De omgevingsvergunningen kunnen slechts worden verleend indien de betreffende werken of werkzaamheden geen onevenredige, blijvende schade toebrengen aan de aanwezige landschappelijke of natuurlijke waarden dan wel de agrarische gebruiksmogelijkheden van de betrokken of omliggende gronden of het belang van de waterkering niet worden aangetast. Alvorens omtrent de aanvraag een beslissing genomen kan worden, wordt advies verkregen van de waterkeringbeheerder.

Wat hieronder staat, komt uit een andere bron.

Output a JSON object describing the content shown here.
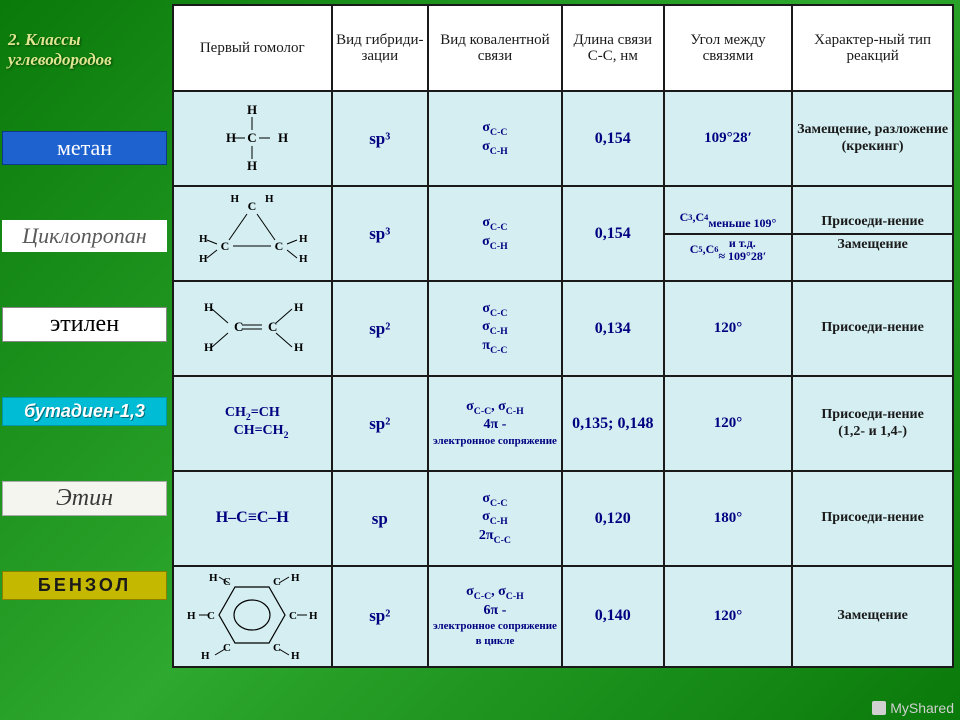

Hoofdstuk 4 OVERGANGS- EN SLOTREGELS

Artikel 7 Overgangsrecht

7.1 Overgangsrecht bouwwerken
  • a. Een bouwwerk dat op het tijdstip van inwerkingtreding van het bestemmingsplan aanwezig of in uitvoering is, dan wel gebouwd kan worden krachtens een omgevingsvergunning voor het bouwen, en afwijkt van het plan, mag, mits deze afwijking naar aard en omvang niet wordt vergroot,
    • 1. gedeeltelijk worden vernieuwd of veranderd;
    • 2. na het teniet gaan ten gevolge van een calamiteit geheel worden vernieuwd of veranderd, mits de aanvraag van de omgevingsvergunning voor het bouwen wordt gedaan binnen twee jaar na de dag waarop het bouwwerk is teniet gegaan.
  • b. Het bevoegd gezag kan eenmalig in afwijking van het bepaalde in sublid a. een omgevingsvergunning verlenen voor het vergroten van de inhoud van een bouwwerk als bedoeld in het sublid a. met maximaal 10%.
  • c. Sublid a. is niet van toepassing op bouwwerken die weliswaar bestaan op het tijdstip van inwerkingtreding van het plan, maar zijn gebouwd zonder vergunning en in strijd met het daarvoor geldende plan, daaronder begrepen de overgangsbepaling van dat plan.
7.2 Overgangsrecht gebruik
  • a. Het gebruik van grond en bouwwerken dat bestond op het tijdstip van inwerkingtreding van het bestemmingsplan en hiermee in strijd is, mag worden voortgezet, behoudens voor zover uit de Richtlijn 79/409/EEG en 92/43/EEG van de Raad van de Europese Gemeenschappen van 2 april 1979 inzake het behoud van de vogelstand onderscheidenlijk van 21 mei 1992 inzake de instandhouding van de natuurlijke habitats en de wilde flora en fauna beperkingen voortvloeien ten aanzien van ten tijde van de inwerkingtreding van het bestemmingsplan bestaand gebruik.
  • b. Het is verboden het met het bestemmingsplan strijdige gebruik, bedoeld in het eerste lid, te veranderen of te laten veranderen in een ander met dat plan strijdig gebruik, tenzij door deze verandering de afwijking naar aard en omvang wordt verkleind.
  • c. Indien het gebruik, bedoeld in het eerste lid, na het tijdstip van inwerkingtreding van het plan voor een periode langer dan een jaar wordt onderbroken, is het verboden dit gebruik daarna te hervatten of te laten hervatten.
  • d. Het eerste lid is niet van toepassing op het gebruik dat reeds in strijd was met het voorheen geldende bestemmingsplan, daaronder begrepen de overgangsbepalingen van dat plan.

Artikel 8 Slotregel

Deze regels worden aangehaald als:

Regels van het

wijzigingsplan  Vlieland - Strandpaviljoen Fortweg

van de gemeente Vlieland .

Behorende bij het besluit van 4 april 2017.